Autre inversion qui donne à réfléchir : à un moment, Claire et sa fille se trouvent face à un troupeau de rennes. Les rennes sont impressionnants : grands avec d’immenses cornes qui font plein de circonvolutions. En voyant les rennes, Pénélope s’élance en courant pour se placer au milieu d’eux, où elle s’agite, en extase. Là, Claire se dit : « Mais c’est elle qui a raison, en fait, c’est moi qui ne suis pas normale ». Son regard change définitivement sur sa fille. Nos sociétés ont tort de concevoir les autistes comme une charge dont il faut s’occuper, comme un problème médical, une maladie à soigner. Au contraire, la relation de Claire avec sa fille lui a permis de s’enrichir d’expériences qu’elle n’aurait jamais faites sans elle, de voyager, de filmer, de construire un lieu d’accueil, d’appréhender de nouveaux modes de communication, de nouvelles formes de prendre soin, etc. Par exemple, il arrive que Pénélope sente des choses que l’odorat de la plupart des gens ne perçoit pas ; Claire n’a pu comprendre certaines réactions de sa fille qu’une fois qu’un autre autiste lui a expliqué que certains autistes ont un odorat plus développé, sentent différemment.

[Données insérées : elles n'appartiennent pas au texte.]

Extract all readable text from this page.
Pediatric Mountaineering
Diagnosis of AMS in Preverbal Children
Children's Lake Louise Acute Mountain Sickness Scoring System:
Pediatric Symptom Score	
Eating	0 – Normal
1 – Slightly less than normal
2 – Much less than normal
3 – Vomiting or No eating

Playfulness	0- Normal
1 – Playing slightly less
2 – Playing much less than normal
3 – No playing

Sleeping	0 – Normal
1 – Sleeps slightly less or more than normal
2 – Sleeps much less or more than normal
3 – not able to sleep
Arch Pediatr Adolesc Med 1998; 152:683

Aujourd’hui, Pénélope a 18 ans, elle a besoin d’un encadrement, de soins, et l’école MAIA, en théorie, ne peut pas accueillir de personnes au-delà de leur majorité. Faut-il retourner à la clandestinité des premières heures de l’école ? Peut-être serait-ce une solution transitoire, mais comment assurer un lieu pérenne pour les personnes autistes devenues adultes ? Faut-il s’adresser à des architectes, des urbanistes, des gens qui sauraient donner une formulation institutionnelle au projet de créer une institution nouvelle pour les autistes, et qui pourraient peut-être obtenir gain de cause auprès des collectivités locales ou de l’État ? Claire donne l’exemple d’un centre de thérapie en Suède, où une loi nationale stipule qu’il faut un minimum de 40m2 par personne autiste. Là-bas les autistes ont donc leur propre appartement, avec une porte qu’on ne peut franchir sans leur accord, sans toquer à la porte, et il y a aussi des espaces de vie commune. Cette hospitalité et cette intimité n’ont rien à voir avec les hôpitaux français, où le personnel de soin entre en crocs et blouse blanche, en parlant la plupart du temps très fort et sans toquer : « Alors… Il a bien dormi ? Il va sortir un peu hein… il fait beau maintenant… ». Pas le même climat de soin. Il y a des choses à inventer.